Figure 3.. Enhancer interchangeability at the Igf2/H19 and Sox2 loci

(A) Sox2 and locus control region (LCR) showing DNase-seq and CTCF CUT&RUN in mESC and mesendodermal cells. Triangles indicate CTCF recognition sequence orientation. (B-C) Points represent independently engineered clones and bars indicate the median (B) Expression analysis in differentiated mesendodermal cells harboring payloads including the wild-type Sox2 locus, the Sox2 locus with the LCR replaced by the H19 enhancer cluster, and the Igf2/H19 locus with the Igf2 gene and promoter replaced by the Sox2 gene and promoter.
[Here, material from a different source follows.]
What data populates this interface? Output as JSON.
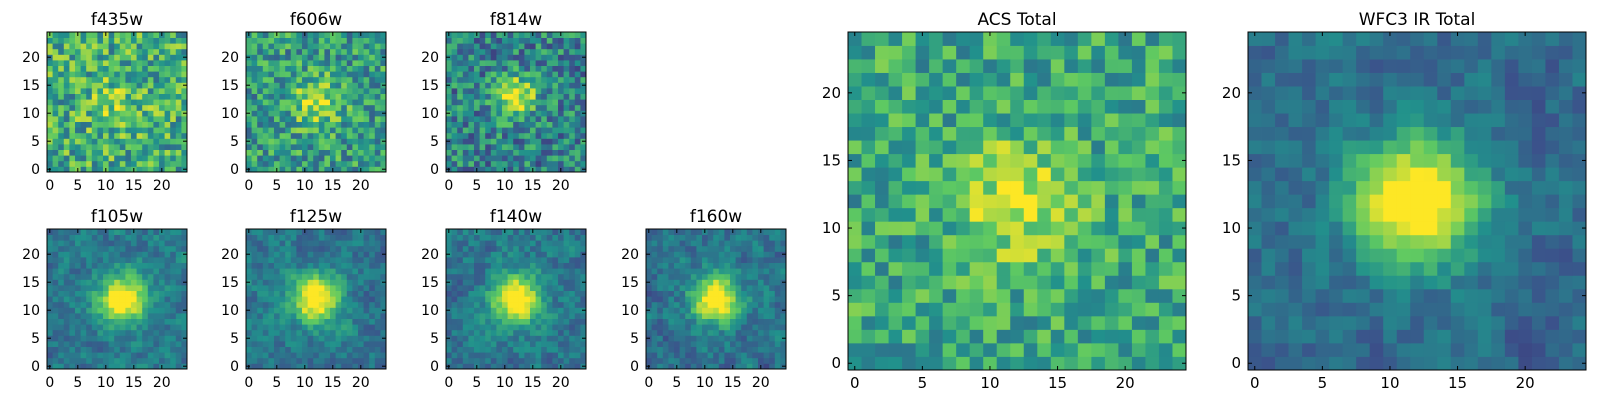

Each payload was delivered both to the Sox2 locus (left) and Igf2/H19 locus (right). Expression of the engineered Sox2 allele was normalized to the wild-type CAST allele and then scaled between 0 (ΔSox2 locus) to 1 (“Sox2 & Sox2 LCR”), which are also represented as dashed lines. (C) Igf2 and H19 expression analysis in mESC engineered with a “Full-length” Igf2/H19 rescue payload, or payloads wherein the H19 enhancer was replaced by the Sox2 LCR in either orientation. Expression was normalized to Gapdh and then scaled between 0 (ΔIgf2/H19 locus) and 1 (“Full-length”), normalizing H19 to the “Full-length” payload with constitutive CTCF occupancy, and Igf2 to the “Full-length” payload with abolished CTCF occupancy. Payloads with both constitutive CTCF occupancy (orange hexagon) or abolished CTCF occupancy (empty hexagon) at the ICR were assessed. The dashed lines indicate basal expression of “ΔH19Enh” in mESCs and expression of “Full-length” Igf2/H19 rescue payload in differentiated mesendodermal cells.

Figure 4.. Cross-cell type accessibility patterns reflect locus function

(A) Accessibility patterns at the Hprt, Sox2 and Igf2/H19 loci across 45 cell and tissue types, ordered by hierarchical clustering of genomic DHSs as in (Halow et al. 2021). Shading represents the Sox2 LCR and H19 enhancers. (B) Correlation of DHS accessibility across Hprt, Sox2 and Igf2/H19 loci. Each line represents the Pearson correlation coefficient (r) between the DHS located at the viewpoint with every other DHS in a 1-Mb window. Viewpoints are shaded in each plot. (C) Schematic representation of uncorrelated, independent and coordinated DHS clusters. Multiple regions of high Pearson r values indicate coordinated DHS activity potentially due to synchronized activation in specific tissues. Corr: Pearson correlation coefficient. (D) Heatmaps showing the Pearson correlation coefficient (r) between the DHS located at the viewpoint and the surrounding DHS within a 1-Mb window. Three different sets of viewpoints are represented: random DHSs, promoters of protein coding genes (±1 kb from TSS), and mESC super-enhancers (SE) (Whyte et al. 2013); each row portrays the region surrounding a different viewpoint. Rows are not shown to scale. DHS correlation patterns were grouped into uncorrelated, independent and coordinated based on the number of peaks exceeding r > 0.25. (E) Representation of DHSs correlation patterns for various genomic features.